Akhir-akhir ini kita seringkali mendegar istilah "Begal". Sosok yang digambarkan dengan orang yang hobi merampas, mencegat dan menganiaya pengendara motor di tengah jalan. Mereka tak segan-segan melukai korbannya. Maka wajar di lain kesempatan, mereka juga dihajar masa tanpa ampun, bahkan dalam beberapa kasus ada yang dibakar hidup-hidup sampai meregang nyawa.
Jika
kita telisik aktivitas begal, peristiwa ini merupakan turunan dari para elit
saat ini. Hal inilah yang ditontonkan oleh pejabat dan pemimpin publik kita.
Lihat saja, para pelaku politikus tanah air. Ibarat pepatah, air hujan jatuh
tak jauh dari pelembahan. Namun bedanya, mereka membegal harta berjuta-juta
melampuai pembegal jalanan. Tak segan-segan mereka menjadikan jalur politik
untuk membegal uang rakyat. Itu pun mereka lakukan dengan cara yang cantik dan
elegan, yakni mamainkan cara lobi dan diplomasi yang berujung pada pembagian
harta begal secara jamaah.
Begal-membegal
sesama mereka menjadi tontonan menarik disela-sela drama sinetron Indonesia.
Para politisi membegal uang rakyat melalui permainan begal anggaran dan begal
proyek. Kelihatan sangat licin sekali dibanding begal jalanan. Namun hasilnya
bisa membiaya hidup keluarga tujuh keturunan. Selain itu begal demokrasi juga
mempunyai daya tawar yang kuat terhadap penegak hukum negara. Tak heran jika
kemudian, malah terjadi kerja sama untuk membegal negara.
Demokrasi
memang merupakan angin segar pada mulanya, tepat ketika agenda reformasi
dijalankan, rakyat indonesia serasa bisa hidup lega. Karena tak ada lagi yang
bakal mengekang mereka. Kebebasan pers, partai politik yang menjamur, tak ada
yang berhak melarang kritik dan saran bahkan difasilitasi. Tapi ibarat pisau
bermata dua, demokrasi juga dijadikan alat untuk mencaplok harta negara.

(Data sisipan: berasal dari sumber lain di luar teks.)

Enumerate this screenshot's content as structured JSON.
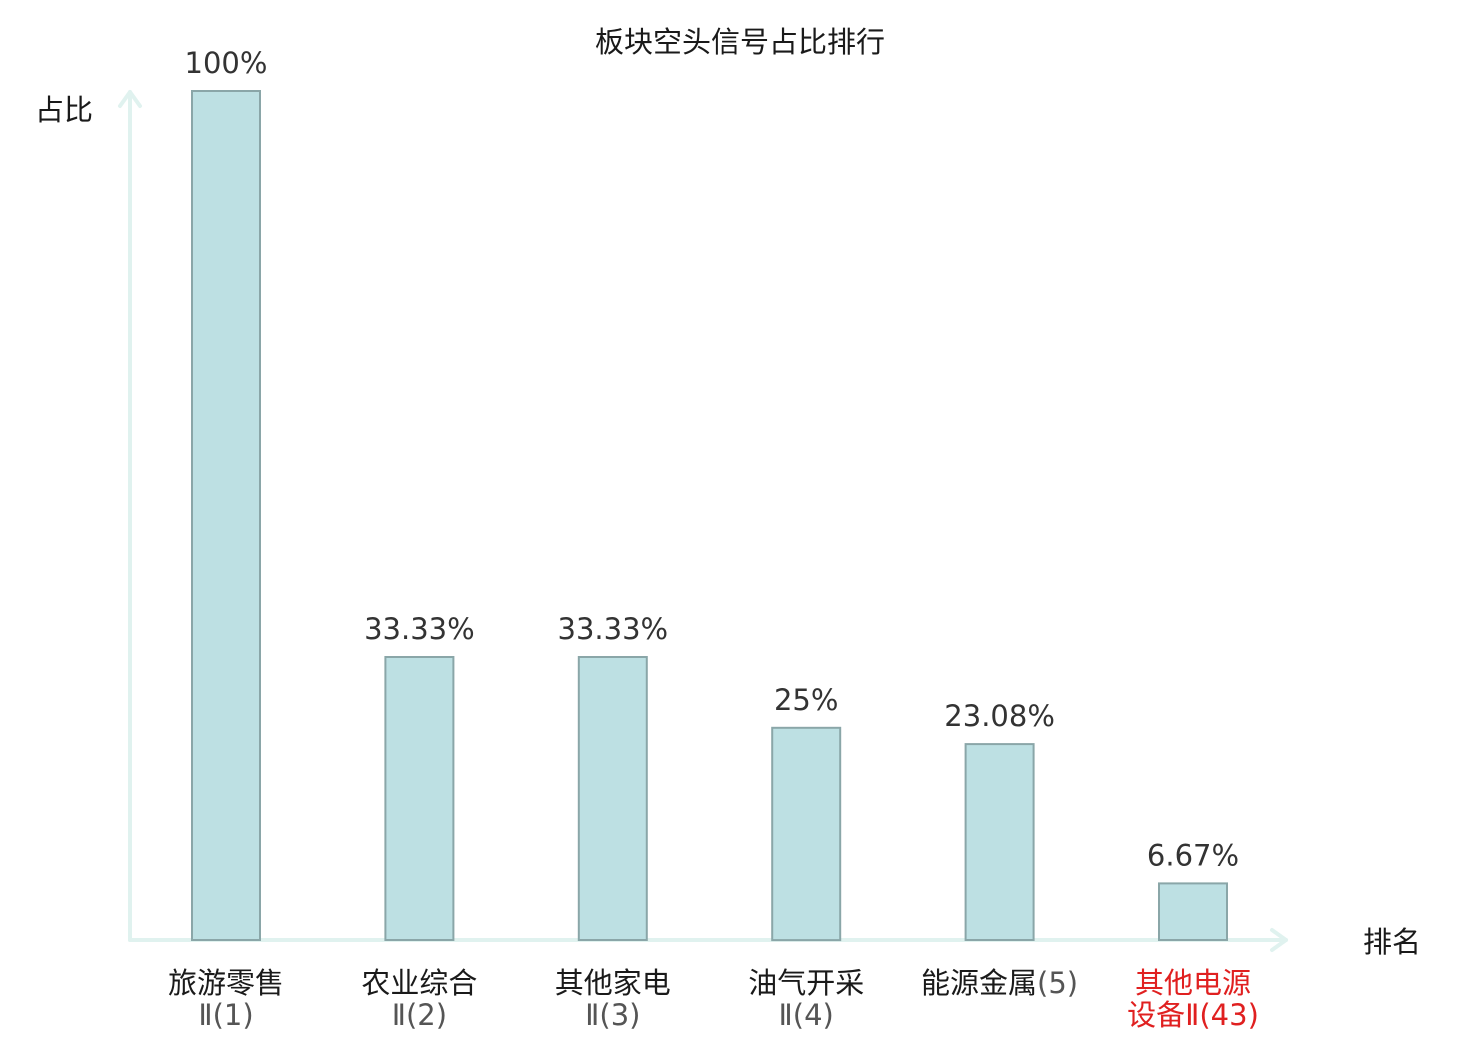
{
  "chart_data": {
    "type": "bar",
    "title": "板块空头信号占比排行",
    "ylabel": "占比",
    "xlabel": "排名",
    "ylim": [
      0,
      100
    ],
    "grid": false,
    "legend": "none",
    "categories": [
      {
        "line1": "旅游零售",
        "line2": "Ⅱ(1)",
        "highlight": false
      },
      {
        "line1": "农业综合",
        "line2": "Ⅱ(2)",
        "highlight": false
      },
      {
        "line1": "其他家电",
        "line2": "Ⅱ(3)",
        "highlight": false
      },
      {
        "line1": "油气开采",
        "line2": "Ⅱ(4)",
        "highlight": false
      },
      {
        "line1": "能源金属",
        "line1_suffix": "(5)",
        "line2": "",
        "highlight": false
      },
      {
        "line1": "其他电源",
        "line2": "设备Ⅱ(43)",
        "highlight": true
      }
    ],
    "values": [
      100,
      33.33,
      33.33,
      25,
      23.08,
      6.67
    ],
    "value_labels": [
      "100%",
      "33.33%",
      "33.33%",
      "25%",
      "23.08%",
      "6.67%"
    ]
  },
  "colors": {
    "bar_fill": "#bde0e3",
    "bar_stroke": "#8aa6a8",
    "axis": "#e0f2ef",
    "text": "#1a1a1a",
    "sub_text": "#555555",
    "highlight": "#e02020"
  }
}
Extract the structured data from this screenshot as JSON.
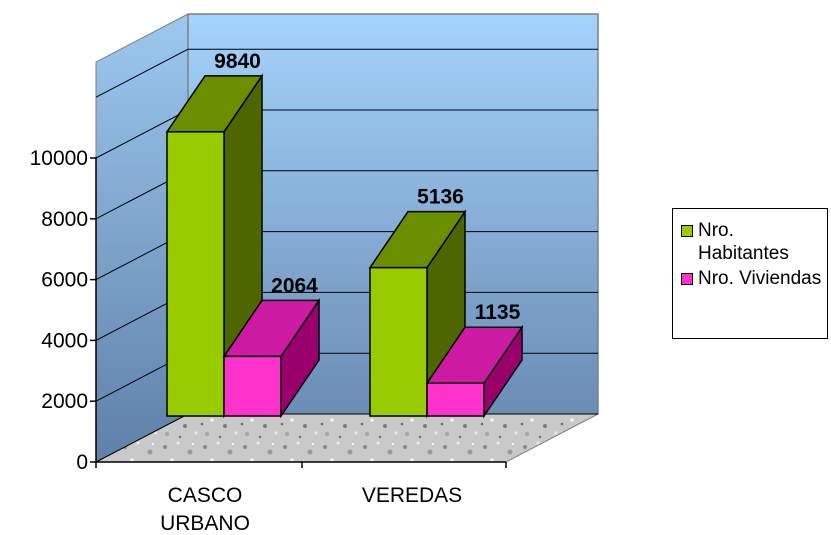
{
  "chart_data": {
    "type": "bar",
    "categories": [
      "CASCO URBANO",
      "VEREDAS"
    ],
    "series": [
      {
        "name": "Nro. Habitantes",
        "values": [
          9840,
          5136
        ],
        "color": "#99CC00"
      },
      {
        "name": "Nro. Viviendas",
        "values": [
          2064,
          1135
        ],
        "color": "#FF33CC"
      }
    ],
    "yticks": [
      0,
      2000,
      4000,
      6000,
      8000,
      10000
    ],
    "ylim": [
      0,
      10000
    ],
    "grid": true,
    "legend_position": "right",
    "three_d": true
  },
  "colors": {
    "wall_top": "#9ccdf5",
    "wall_bottom": "#6a8fb8",
    "floor": "#cfcfcf",
    "habitantes_front": "#99CC00",
    "habitantes_side": "#4d6600",
    "habitantes_top": "#6b8e00",
    "viviendas_front": "#FF33CC",
    "viviendas_side": "#99006b",
    "viviendas_top": "#cc1aa3"
  }
}
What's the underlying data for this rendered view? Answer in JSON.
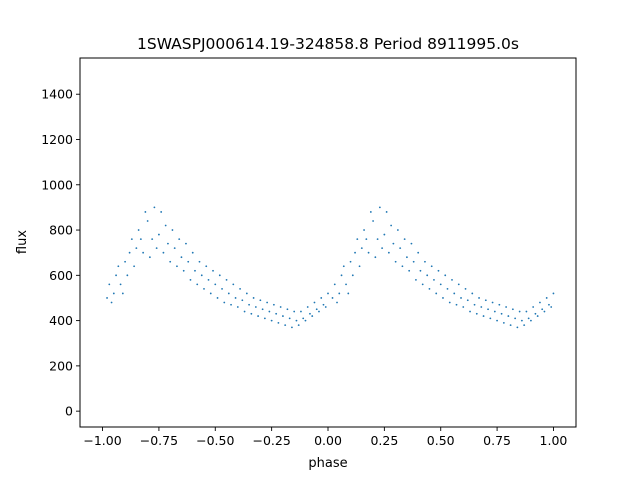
{
  "chart_data": {
    "type": "scatter",
    "title": "1SWASPJ000614.19-324858.8 Period 8911995.0s",
    "xlabel": "phase",
    "ylabel": "flux",
    "xlim": [
      -1.1,
      1.1
    ],
    "ylim": [
      -70,
      1560
    ],
    "x_ticks": [
      -1.0,
      -0.75,
      -0.5,
      -0.25,
      0.0,
      0.25,
      0.5,
      0.75,
      1.0
    ],
    "x_tick_labels": [
      "−1.00",
      "−0.75",
      "−0.50",
      "−0.25",
      "0.00",
      "0.25",
      "0.50",
      "0.75",
      "1.00"
    ],
    "y_ticks": [
      0,
      200,
      400,
      600,
      800,
      1000,
      1200,
      1400
    ],
    "y_tick_labels": [
      "0",
      "200",
      "400",
      "600",
      "800",
      "1000",
      "1200",
      "1400"
    ],
    "grid": false,
    "point_color": "#1f77b4",
    "series": [
      {
        "phase_repeat": 1.0,
        "values": [
          [
            -0.98,
            500
          ],
          [
            -0.97,
            560
          ],
          [
            -0.96,
            480
          ],
          [
            -0.95,
            520
          ],
          [
            -0.94,
            600
          ],
          [
            -0.93,
            640
          ],
          [
            -0.92,
            560
          ],
          [
            -0.91,
            520
          ],
          [
            -0.9,
            660
          ],
          [
            -0.89,
            600
          ],
          [
            -0.88,
            700
          ],
          [
            -0.87,
            760
          ],
          [
            -0.86,
            640
          ],
          [
            -0.85,
            720
          ],
          [
            -0.84,
            800
          ],
          [
            -0.83,
            760
          ],
          [
            -0.82,
            700
          ],
          [
            -0.81,
            880
          ],
          [
            -0.8,
            840
          ],
          [
            -0.79,
            680
          ],
          [
            -0.78,
            760
          ],
          [
            -0.77,
            900
          ],
          [
            -0.76,
            720
          ],
          [
            -0.75,
            780
          ],
          [
            -0.74,
            880
          ],
          [
            -0.73,
            700
          ],
          [
            -0.72,
            820
          ],
          [
            -0.71,
            740
          ],
          [
            -0.7,
            660
          ],
          [
            -0.69,
            800
          ],
          [
            -0.68,
            720
          ],
          [
            -0.67,
            640
          ],
          [
            -0.66,
            760
          ],
          [
            -0.65,
            680
          ],
          [
            -0.64,
            620
          ],
          [
            -0.63,
            740
          ],
          [
            -0.62,
            660
          ],
          [
            -0.61,
            580
          ],
          [
            -0.6,
            700
          ],
          [
            -0.59,
            620
          ],
          [
            -0.58,
            560
          ],
          [
            -0.57,
            660
          ],
          [
            -0.56,
            600
          ],
          [
            -0.55,
            540
          ],
          [
            -0.54,
            640
          ],
          [
            -0.53,
            580
          ],
          [
            -0.52,
            520
          ],
          [
            -0.51,
            620
          ],
          [
            -0.5,
            560
          ],
          [
            -0.49,
            500
          ],
          [
            -0.48,
            600
          ],
          [
            -0.47,
            540
          ],
          [
            -0.46,
            480
          ],
          [
            -0.45,
            580
          ],
          [
            -0.44,
            520
          ],
          [
            -0.43,
            470
          ],
          [
            -0.42,
            560
          ],
          [
            -0.41,
            500
          ],
          [
            -0.4,
            460
          ],
          [
            -0.39,
            540
          ],
          [
            -0.38,
            490
          ],
          [
            -0.37,
            440
          ],
          [
            -0.36,
            520
          ],
          [
            -0.35,
            470
          ],
          [
            -0.34,
            430
          ],
          [
            -0.33,
            500
          ],
          [
            -0.32,
            460
          ],
          [
            -0.31,
            420
          ],
          [
            -0.3,
            490
          ],
          [
            -0.29,
            450
          ],
          [
            -0.28,
            410
          ],
          [
            -0.27,
            480
          ],
          [
            -0.26,
            440
          ],
          [
            -0.25,
            400
          ],
          [
            -0.24,
            470
          ],
          [
            -0.23,
            430
          ],
          [
            -0.22,
            390
          ],
          [
            -0.21,
            460
          ],
          [
            -0.2,
            420
          ],
          [
            -0.19,
            380
          ],
          [
            -0.18,
            450
          ],
          [
            -0.17,
            410
          ],
          [
            -0.16,
            370
          ],
          [
            -0.15,
            440
          ],
          [
            -0.14,
            400
          ],
          [
            -0.13,
            380
          ],
          [
            -0.12,
            440
          ],
          [
            -0.11,
            410
          ],
          [
            -0.1,
            400
          ],
          [
            -0.09,
            460
          ],
          [
            -0.08,
            430
          ],
          [
            -0.07,
            420
          ],
          [
            -0.06,
            480
          ],
          [
            -0.05,
            450
          ],
          [
            -0.04,
            440
          ],
          [
            -0.03,
            500
          ],
          [
            -0.02,
            470
          ],
          [
            -0.01,
            460
          ],
          [
            0.0,
            520
          ]
        ]
      }
    ]
  }
}
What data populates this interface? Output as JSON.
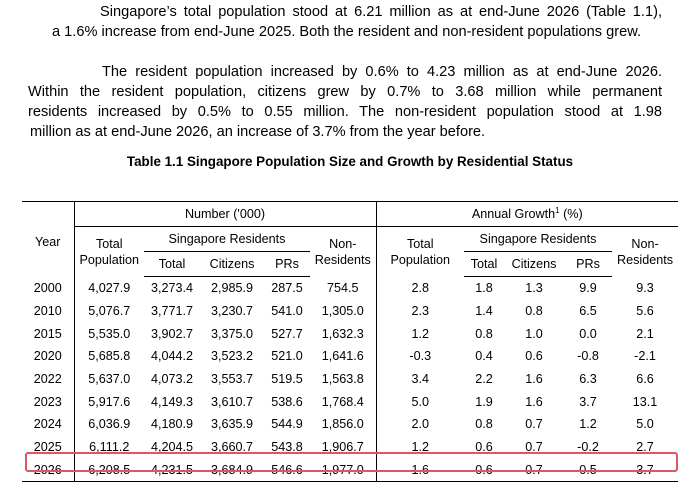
{
  "paragraph1": {
    "line1": "Singapore’s total population stood at 6.21 million as at end-June 2026 (Table 1.1),",
    "line2": "a 1.6% increase from end-June 2025. Both the resident and non-resident populations grew."
  },
  "paragraph2": {
    "line1": "The resident population increased by 0.6% to 4.23 million as at end-June 2026.",
    "line2": "Within the resident population, citizens grew by 0.7% to 3.68 million while permanent",
    "line3": "residents increased by 0.5% to 0.55 million. The non-resident population stood at 1.98",
    "line4": "million as at end-June 2026, an increase of 3.7% from the year before."
  },
  "table": {
    "caption": "Table 1.1  Singapore Population Size and Growth by Residential Status",
    "headers": {
      "year": "Year",
      "number_group": "Number ('000)",
      "growth_group": "Annual Growth",
      "growth_sup": "1",
      "growth_unit": " (%)",
      "total_population_1": "Total",
      "total_population_2": "Population",
      "singapore_residents": "Singapore Residents",
      "total": "Total",
      "citizens": "Citizens",
      "prs": "PRs",
      "non_residents_1": "Non-",
      "non_residents_2": "Residents"
    },
    "rows": [
      {
        "year": "2000",
        "n_total_pop": "4,027.9",
        "n_total": "3,273.4",
        "n_citizens": "2,985.9",
        "n_prs": "287.5",
        "n_nonres": "754.5",
        "g_total_pop": "2.8",
        "g_total": "1.8",
        "g_citizens": "1.3",
        "g_prs": "9.9",
        "g_nonres": "9.3"
      },
      {
        "year": "2010",
        "n_total_pop": "5,076.7",
        "n_total": "3,771.7",
        "n_citizens": "3,230.7",
        "n_prs": "541.0",
        "n_nonres": "1,305.0",
        "g_total_pop": "2.3",
        "g_total": "1.4",
        "g_citizens": "0.8",
        "g_prs": "6.5",
        "g_nonres": "5.6"
      },
      {
        "year": "2015",
        "n_total_pop": "5,535.0",
        "n_total": "3,902.7",
        "n_citizens": "3,375.0",
        "n_prs": "527.7",
        "n_nonres": "1,632.3",
        "g_total_pop": "1.2",
        "g_total": "0.8",
        "g_citizens": "1.0",
        "g_prs": "0.0",
        "g_nonres": "2.1"
      },
      {
        "year": "2020",
        "n_total_pop": "5,685.8",
        "n_total": "4,044.2",
        "n_citizens": "3,523.2",
        "n_prs": "521.0",
        "n_nonres": "1,641.6",
        "g_total_pop": "-0.3",
        "g_total": "0.4",
        "g_citizens": "0.6",
        "g_prs": "-0.8",
        "g_nonres": "-2.1"
      },
      {
        "year": "2022",
        "n_total_pop": "5,637.0",
        "n_total": "4,073.2",
        "n_citizens": "3,553.7",
        "n_prs": "519.5",
        "n_nonres": "1,563.8",
        "g_total_pop": "3.4",
        "g_total": "2.2",
        "g_citizens": "1.6",
        "g_prs": "6.3",
        "g_nonres": "6.6"
      },
      {
        "year": "2023",
        "n_total_pop": "5,917.6",
        "n_total": "4,149.3",
        "n_citizens": "3,610.7",
        "n_prs": "538.6",
        "n_nonres": "1,768.4",
        "g_total_pop": "5.0",
        "g_total": "1.9",
        "g_citizens": "1.6",
        "g_prs": "3.7",
        "g_nonres": "13.1"
      },
      {
        "year": "2024",
        "n_total_pop": "6,036.9",
        "n_total": "4,180.9",
        "n_citizens": "3,635.9",
        "n_prs": "544.9",
        "n_nonres": "1,856.0",
        "g_total_pop": "2.0",
        "g_total": "0.8",
        "g_citizens": "0.7",
        "g_prs": "1.2",
        "g_nonres": "5.0"
      },
      {
        "year": "2025",
        "n_total_pop": "6,111.2",
        "n_total": "4,204.5",
        "n_citizens": "3,660.7",
        "n_prs": "543.8",
        "n_nonres": "1,906.7",
        "g_total_pop": "1.2",
        "g_total": "0.6",
        "g_citizens": "0.7",
        "g_prs": "-0.2",
        "g_nonres": "2.7"
      },
      {
        "year": "2026",
        "n_total_pop": "6,208.5",
        "n_total": "4,231.5",
        "n_citizens": "3,684.9",
        "n_prs": "546.6",
        "n_nonres": "1,977.0",
        "g_total_pop": "1.6",
        "g_total": "0.6",
        "g_citizens": "0.7",
        "g_prs": "0.5",
        "g_nonres": "3.7"
      }
    ],
    "highlight_color": "#e0555f"
  }
}
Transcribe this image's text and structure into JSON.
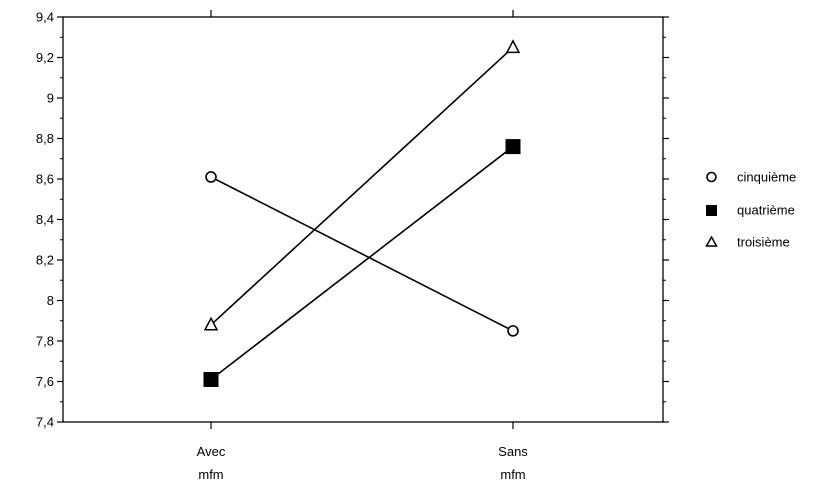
{
  "chart_data": {
    "type": "line",
    "title": "",
    "xlabel": "",
    "ylabel": "",
    "categories": [
      [
        "Avec",
        "mfm"
      ],
      [
        "Sans",
        "mfm"
      ]
    ],
    "ylim": [
      7.4,
      9.4
    ],
    "yticks": [
      7.4,
      7.6,
      7.8,
      8,
      8.2,
      8.4,
      8.6,
      8.8,
      9,
      9.2,
      9.4
    ],
    "ytick_labels": [
      "7,4",
      "7,6",
      "7,8",
      "8",
      "8,2",
      "8,4",
      "8,6",
      "8,8",
      "9",
      "9,2",
      "9,4"
    ],
    "grid": false,
    "legend_position": "right",
    "series": [
      {
        "name": "cinquième",
        "marker": "open-circle",
        "values": [
          8.61,
          7.85
        ]
      },
      {
        "name": "quatrième",
        "marker": "filled-square",
        "values": [
          7.61,
          8.76
        ]
      },
      {
        "name": "troisième",
        "marker": "open-triangle",
        "values": [
          7.88,
          9.25
        ]
      }
    ],
    "colors": {
      "line": "#000000",
      "background": "#ffffff"
    }
  }
}
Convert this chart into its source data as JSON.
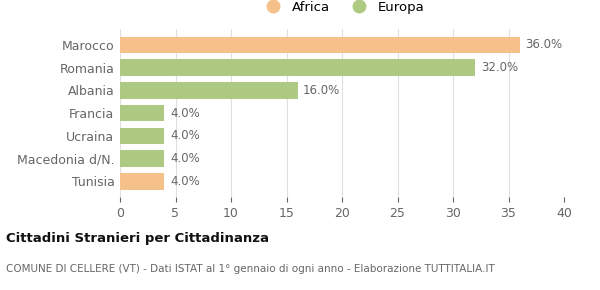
{
  "categories": [
    "Marocco",
    "Romania",
    "Albania",
    "Francia",
    "Ucraina",
    "Macedonia d/N.",
    "Tunisia"
  ],
  "values": [
    36.0,
    32.0,
    16.0,
    4.0,
    4.0,
    4.0,
    4.0
  ],
  "colors": [
    "#F5C08A",
    "#AECA82",
    "#AECA82",
    "#AECA82",
    "#AECA82",
    "#AECA82",
    "#F5C08A"
  ],
  "legend": [
    {
      "label": "Africa",
      "color": "#F5C08A"
    },
    {
      "label": "Europa",
      "color": "#AECA82"
    }
  ],
  "xlim": [
    0,
    40
  ],
  "xticks": [
    0,
    5,
    10,
    15,
    20,
    25,
    30,
    35,
    40
  ],
  "title": "Cittadini Stranieri per Cittadinanza",
  "subtitle": "COMUNE DI CELLERE (VT) - Dati ISTAT al 1° gennaio di ogni anno - Elaborazione TUTTITALIA.IT",
  "background_color": "#ffffff",
  "label_color": "#666666",
  "grid_color": "#e0e0e0"
}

Jika begal jalanan selalu dikejar-kejar masa
bila ketahuan, maka itu juga yang terjadi dengan begal demokrasi. Bedanya, jika
begal jalanan dikejar-kejar untuk dibunuh, maka begal demokasi dikejar untuk
diajak bernegosiasi, cela untuk mendapatkan uang sebelum kasus dibuka dan
diketuk palu. Jika dua belah pihak sudah betemu satu kesepahaman, maka begal
demokrasi pun luput dari kurungan. Bebas, mungkin mereka akan kembali mencari mangsa yang bisa dibegal lagi.